A mediação da informação e a leitura para o protagonismo social da Biblioteca do Colégio Estadual José de Freitas Mascarenhas, em Camaçari (BA) – Entrevista com Deise Luz
Deise Luz do Espírito Santo
deiseluz.santo@gmail.com
Sobre a entrevistada
Em 2024, Deise Luz do Espírito Santo concluiu seu mestrado em Ciência da Informação pela Universidade Federal da Bahia, sob a orientação da Profa. Dra. Henriette Ferreira Gomes.
Natural de Camaçari (BA), Deise é professora da rede pública estadual de ensino na Bahia, atuando no Colégio Estadual José de Freitas Mascarenhas. Nas horas vagas, gosta de ler, ir ao cinema, assistir a shows e passar tempo com as amigas e seus pets.
Sua dissertação, intitulada “Mediando a informação e a leitura para o protagonismo social”, abordou a mediação da informação e da leitura no contexto do Projeto de Revitalização da Biblioteca do Colégio Estadual José de Freitas Mascarenhas, em Camaçari (BA).
O estudo apresenta as atividades de mediação da informação e da leitura desenvolvidas nesse espaço, analisando se, em sua execução, foram contempladas as dimensões da mediação da informação e se houve contribuições para o protagonismo social dos envolvidos.
Nesta entrevista, Deise Luz do Espírito Santo compartilha detalhes sobre sua pesquisa, os desafios do mestrado e suas perspectivas na carreira docente e na trajetória como doutoranda.
DC: O que te levou a fazer o mestrado e o que te inspirou na escolha do tema da dissertação?
Deise Luz (DL): Sempre gostei muito de estudar e sempre tive interesse pela carreira acadêmica. Sou apaixonada por pesquisa científica, que considero uma forma intrigante, envolvente e enriquecedora de conhecer (e se inquietar!) com o mundo. Dessa forma, fazer o mestrado foi um caminho esperado e desejado.
O que me inspirou na escolha do tema foi minha própria atuação docente. Sou professora da rede estadual da Bahia há mais de 10 anos e, no meu colégio, criei e implementei um projeto de revitalização da biblioteca escolar. Ao perceber a inatividade da biblioteca, propus à gestão utilizar minha carga horária como orientadora de estágio para idealizar e executar esse projeto.
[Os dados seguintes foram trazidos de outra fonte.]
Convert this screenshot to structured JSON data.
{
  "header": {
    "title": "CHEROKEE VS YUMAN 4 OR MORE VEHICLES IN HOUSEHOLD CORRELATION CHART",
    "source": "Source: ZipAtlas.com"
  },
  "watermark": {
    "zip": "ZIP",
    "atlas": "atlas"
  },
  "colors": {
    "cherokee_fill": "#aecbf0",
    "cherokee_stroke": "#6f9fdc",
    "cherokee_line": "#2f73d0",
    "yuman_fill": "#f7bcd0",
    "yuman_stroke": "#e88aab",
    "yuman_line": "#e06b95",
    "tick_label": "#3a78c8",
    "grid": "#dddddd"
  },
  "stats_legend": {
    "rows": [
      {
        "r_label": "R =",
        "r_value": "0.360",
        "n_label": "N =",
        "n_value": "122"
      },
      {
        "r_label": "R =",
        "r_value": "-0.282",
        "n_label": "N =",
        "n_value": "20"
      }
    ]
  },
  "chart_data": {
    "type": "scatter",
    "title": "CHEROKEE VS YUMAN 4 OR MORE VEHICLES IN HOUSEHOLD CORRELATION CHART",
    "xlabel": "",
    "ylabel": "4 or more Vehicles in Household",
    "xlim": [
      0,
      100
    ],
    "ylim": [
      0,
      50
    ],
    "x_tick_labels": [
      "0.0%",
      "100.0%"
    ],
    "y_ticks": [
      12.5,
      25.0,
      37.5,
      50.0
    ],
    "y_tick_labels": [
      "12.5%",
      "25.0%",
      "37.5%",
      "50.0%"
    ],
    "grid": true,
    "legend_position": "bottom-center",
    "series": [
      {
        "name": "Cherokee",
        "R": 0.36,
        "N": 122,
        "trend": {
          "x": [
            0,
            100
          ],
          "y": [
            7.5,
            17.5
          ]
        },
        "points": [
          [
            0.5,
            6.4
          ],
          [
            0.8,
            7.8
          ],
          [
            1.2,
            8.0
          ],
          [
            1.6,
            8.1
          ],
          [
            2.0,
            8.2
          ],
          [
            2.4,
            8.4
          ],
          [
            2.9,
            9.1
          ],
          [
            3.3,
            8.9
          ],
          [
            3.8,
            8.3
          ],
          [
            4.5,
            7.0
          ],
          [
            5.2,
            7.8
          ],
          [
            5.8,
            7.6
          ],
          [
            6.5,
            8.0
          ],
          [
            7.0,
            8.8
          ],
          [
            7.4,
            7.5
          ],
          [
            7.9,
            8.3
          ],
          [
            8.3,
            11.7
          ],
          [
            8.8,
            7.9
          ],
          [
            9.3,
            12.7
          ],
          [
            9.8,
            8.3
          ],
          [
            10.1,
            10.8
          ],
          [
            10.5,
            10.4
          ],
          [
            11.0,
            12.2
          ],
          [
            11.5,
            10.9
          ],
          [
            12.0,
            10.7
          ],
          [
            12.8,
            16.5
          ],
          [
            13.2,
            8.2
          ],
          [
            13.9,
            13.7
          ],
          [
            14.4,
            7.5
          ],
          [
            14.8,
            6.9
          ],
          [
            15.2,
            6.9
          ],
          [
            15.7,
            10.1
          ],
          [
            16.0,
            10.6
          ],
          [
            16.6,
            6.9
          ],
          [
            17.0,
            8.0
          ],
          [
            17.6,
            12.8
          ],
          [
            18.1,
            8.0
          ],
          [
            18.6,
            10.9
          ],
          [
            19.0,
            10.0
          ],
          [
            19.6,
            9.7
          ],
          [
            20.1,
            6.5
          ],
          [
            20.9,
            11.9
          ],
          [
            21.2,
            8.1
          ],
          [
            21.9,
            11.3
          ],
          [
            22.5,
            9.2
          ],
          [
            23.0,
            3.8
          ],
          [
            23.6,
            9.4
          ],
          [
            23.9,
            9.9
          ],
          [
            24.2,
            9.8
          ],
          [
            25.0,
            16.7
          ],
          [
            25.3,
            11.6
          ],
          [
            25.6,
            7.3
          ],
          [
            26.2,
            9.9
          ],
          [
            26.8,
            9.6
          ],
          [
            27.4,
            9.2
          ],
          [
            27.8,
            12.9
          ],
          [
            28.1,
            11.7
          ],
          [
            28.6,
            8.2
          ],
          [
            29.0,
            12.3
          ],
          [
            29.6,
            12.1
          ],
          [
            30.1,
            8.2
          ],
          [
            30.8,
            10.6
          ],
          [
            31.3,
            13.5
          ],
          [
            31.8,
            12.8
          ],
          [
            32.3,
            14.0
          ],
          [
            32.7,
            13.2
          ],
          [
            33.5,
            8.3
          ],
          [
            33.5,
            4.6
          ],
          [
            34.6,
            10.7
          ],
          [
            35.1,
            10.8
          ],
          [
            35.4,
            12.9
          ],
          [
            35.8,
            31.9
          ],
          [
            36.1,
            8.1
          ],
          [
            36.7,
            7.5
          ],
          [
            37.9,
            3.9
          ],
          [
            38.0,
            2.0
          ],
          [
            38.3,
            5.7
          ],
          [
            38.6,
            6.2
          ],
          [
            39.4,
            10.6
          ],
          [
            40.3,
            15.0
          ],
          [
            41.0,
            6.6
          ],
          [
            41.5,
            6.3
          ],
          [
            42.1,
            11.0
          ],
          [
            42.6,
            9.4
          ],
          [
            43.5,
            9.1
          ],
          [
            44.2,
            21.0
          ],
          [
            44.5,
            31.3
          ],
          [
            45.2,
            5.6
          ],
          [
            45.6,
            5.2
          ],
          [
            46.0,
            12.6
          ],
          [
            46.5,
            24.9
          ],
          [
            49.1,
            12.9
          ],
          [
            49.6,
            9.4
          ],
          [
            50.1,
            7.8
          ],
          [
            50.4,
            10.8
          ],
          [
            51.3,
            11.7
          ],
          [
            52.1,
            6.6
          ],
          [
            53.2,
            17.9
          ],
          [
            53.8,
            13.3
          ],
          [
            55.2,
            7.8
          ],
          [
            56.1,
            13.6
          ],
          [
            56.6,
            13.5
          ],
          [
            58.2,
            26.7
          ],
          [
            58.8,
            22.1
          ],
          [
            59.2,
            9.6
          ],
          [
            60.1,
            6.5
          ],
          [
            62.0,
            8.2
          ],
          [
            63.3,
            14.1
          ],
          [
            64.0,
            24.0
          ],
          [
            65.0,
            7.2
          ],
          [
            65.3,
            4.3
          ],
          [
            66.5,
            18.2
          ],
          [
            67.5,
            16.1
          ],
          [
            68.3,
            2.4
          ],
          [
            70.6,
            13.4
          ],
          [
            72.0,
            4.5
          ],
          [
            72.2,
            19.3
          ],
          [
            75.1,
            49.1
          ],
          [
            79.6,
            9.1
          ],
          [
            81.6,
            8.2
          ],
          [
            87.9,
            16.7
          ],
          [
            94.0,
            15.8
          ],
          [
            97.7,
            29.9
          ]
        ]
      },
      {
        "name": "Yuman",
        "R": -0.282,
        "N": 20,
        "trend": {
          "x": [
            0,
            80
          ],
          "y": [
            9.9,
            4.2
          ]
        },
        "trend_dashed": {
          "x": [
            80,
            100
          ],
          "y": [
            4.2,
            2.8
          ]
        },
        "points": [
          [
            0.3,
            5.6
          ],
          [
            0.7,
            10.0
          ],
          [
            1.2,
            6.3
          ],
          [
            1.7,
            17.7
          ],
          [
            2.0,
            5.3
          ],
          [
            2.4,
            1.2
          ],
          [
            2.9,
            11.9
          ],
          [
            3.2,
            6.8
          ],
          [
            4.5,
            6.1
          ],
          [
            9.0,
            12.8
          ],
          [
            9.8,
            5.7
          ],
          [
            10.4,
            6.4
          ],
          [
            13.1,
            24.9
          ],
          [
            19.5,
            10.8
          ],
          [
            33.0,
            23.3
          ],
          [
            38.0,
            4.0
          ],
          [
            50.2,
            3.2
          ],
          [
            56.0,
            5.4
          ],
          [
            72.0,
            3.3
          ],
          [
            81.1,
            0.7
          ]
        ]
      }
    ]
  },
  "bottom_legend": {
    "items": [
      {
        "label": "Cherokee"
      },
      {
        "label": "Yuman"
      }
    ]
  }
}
Como, infelizmente, não há um bibliotecário efetivo na escola (sou bibliotecária, mas meu cargo é de professora), a solução que encontrei para manter a biblioteca aberta e ativa foi a criação de um programa de estágio voltado aos estudantes dos cursos técnicos de nível médio da escola (Logística e Administração). Dessa forma, foi possível tanto atender à demanda por estágio desses estudantes quanto beneficiar a comunidade escolar com esse espaço essencial para a educação e a cultura.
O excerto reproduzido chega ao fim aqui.